In conclusion, the national requirement of vegetable oil is in excess of 200,000 Mt per annum, of which we produce only about 25 percent (50,000 Mt of coconut oil and about 15,000 MT of palm oil) and the bulk, essentially palm oil, is imported. 


In economic terms, the country should do well to produce our entire vegetable oil demand, which means we should at least cultivate 50,000 hectares of oil palm in the short term. The government should address this need as a matter of high priority.

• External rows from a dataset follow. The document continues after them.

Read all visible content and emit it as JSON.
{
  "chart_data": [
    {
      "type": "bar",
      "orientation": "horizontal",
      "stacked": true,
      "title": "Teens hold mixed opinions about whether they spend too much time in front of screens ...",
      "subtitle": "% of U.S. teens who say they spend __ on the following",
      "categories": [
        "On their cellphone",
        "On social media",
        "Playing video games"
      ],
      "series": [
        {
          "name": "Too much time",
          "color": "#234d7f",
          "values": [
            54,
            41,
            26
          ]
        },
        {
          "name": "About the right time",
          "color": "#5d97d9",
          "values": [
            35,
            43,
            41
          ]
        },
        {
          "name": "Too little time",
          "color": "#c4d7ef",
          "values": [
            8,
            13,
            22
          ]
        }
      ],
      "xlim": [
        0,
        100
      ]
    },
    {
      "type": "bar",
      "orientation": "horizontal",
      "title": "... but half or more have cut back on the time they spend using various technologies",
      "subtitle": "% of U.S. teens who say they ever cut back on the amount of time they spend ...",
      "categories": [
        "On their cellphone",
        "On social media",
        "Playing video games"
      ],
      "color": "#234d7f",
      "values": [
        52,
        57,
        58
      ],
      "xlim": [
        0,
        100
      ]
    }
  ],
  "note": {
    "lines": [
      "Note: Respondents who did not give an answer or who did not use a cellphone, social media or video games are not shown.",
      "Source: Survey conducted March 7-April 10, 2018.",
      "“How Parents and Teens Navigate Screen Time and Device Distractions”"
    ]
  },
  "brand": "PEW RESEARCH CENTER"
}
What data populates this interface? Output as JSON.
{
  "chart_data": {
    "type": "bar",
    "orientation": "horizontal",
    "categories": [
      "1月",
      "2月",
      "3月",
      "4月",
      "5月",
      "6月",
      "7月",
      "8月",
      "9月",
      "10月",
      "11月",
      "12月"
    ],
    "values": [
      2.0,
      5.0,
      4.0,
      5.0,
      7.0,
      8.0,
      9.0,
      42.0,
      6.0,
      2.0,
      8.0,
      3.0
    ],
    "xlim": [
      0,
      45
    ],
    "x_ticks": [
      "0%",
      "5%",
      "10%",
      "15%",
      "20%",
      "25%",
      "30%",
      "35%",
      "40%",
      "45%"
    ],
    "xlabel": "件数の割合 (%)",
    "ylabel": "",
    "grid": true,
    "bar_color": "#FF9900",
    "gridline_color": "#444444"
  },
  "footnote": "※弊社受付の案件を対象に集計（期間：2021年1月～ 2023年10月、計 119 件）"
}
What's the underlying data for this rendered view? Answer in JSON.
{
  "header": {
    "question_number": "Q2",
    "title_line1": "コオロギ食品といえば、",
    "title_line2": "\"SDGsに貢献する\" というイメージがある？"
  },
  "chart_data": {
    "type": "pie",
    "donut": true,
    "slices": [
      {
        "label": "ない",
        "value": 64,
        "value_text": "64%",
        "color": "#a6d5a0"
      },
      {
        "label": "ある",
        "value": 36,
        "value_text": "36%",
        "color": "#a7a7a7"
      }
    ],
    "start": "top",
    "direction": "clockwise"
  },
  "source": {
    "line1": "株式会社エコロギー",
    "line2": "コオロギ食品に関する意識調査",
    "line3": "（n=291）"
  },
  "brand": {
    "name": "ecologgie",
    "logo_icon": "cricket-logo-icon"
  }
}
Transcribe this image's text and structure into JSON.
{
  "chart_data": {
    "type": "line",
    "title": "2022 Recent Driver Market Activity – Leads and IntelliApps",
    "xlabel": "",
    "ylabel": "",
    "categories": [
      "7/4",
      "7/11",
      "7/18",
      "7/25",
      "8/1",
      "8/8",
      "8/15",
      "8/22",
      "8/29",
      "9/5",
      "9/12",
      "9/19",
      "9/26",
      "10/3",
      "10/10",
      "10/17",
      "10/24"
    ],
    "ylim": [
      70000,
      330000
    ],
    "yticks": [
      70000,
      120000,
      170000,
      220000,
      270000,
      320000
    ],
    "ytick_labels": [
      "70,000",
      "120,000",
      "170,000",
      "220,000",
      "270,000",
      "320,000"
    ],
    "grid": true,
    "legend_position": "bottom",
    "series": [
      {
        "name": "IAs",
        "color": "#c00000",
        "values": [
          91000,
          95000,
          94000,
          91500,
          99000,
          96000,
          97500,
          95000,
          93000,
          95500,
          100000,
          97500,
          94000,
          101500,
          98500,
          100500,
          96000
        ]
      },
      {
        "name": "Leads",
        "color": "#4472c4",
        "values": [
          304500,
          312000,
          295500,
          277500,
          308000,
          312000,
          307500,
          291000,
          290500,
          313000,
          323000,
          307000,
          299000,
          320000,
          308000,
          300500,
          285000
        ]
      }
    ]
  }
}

Secondly, there is a need to educate the public and the ignorant politicians (who haphazardly cut down palm oil trees in forest reservations for political gain, now that the election is approaching) on the truth about wells and streams drying. Ideally, a hydrological study should be undertaken comparing an oil palm growing area with a similar tea and/or rubber growing area for conviction. An independent body such as the Natural Resources Management Centre of the Agriculture Department should be assigned to do it. This should have been done by the CEA before it published the naive report referred to above. 
So, Your Excellency, let us not ‘throw the baby away with the bathwater’!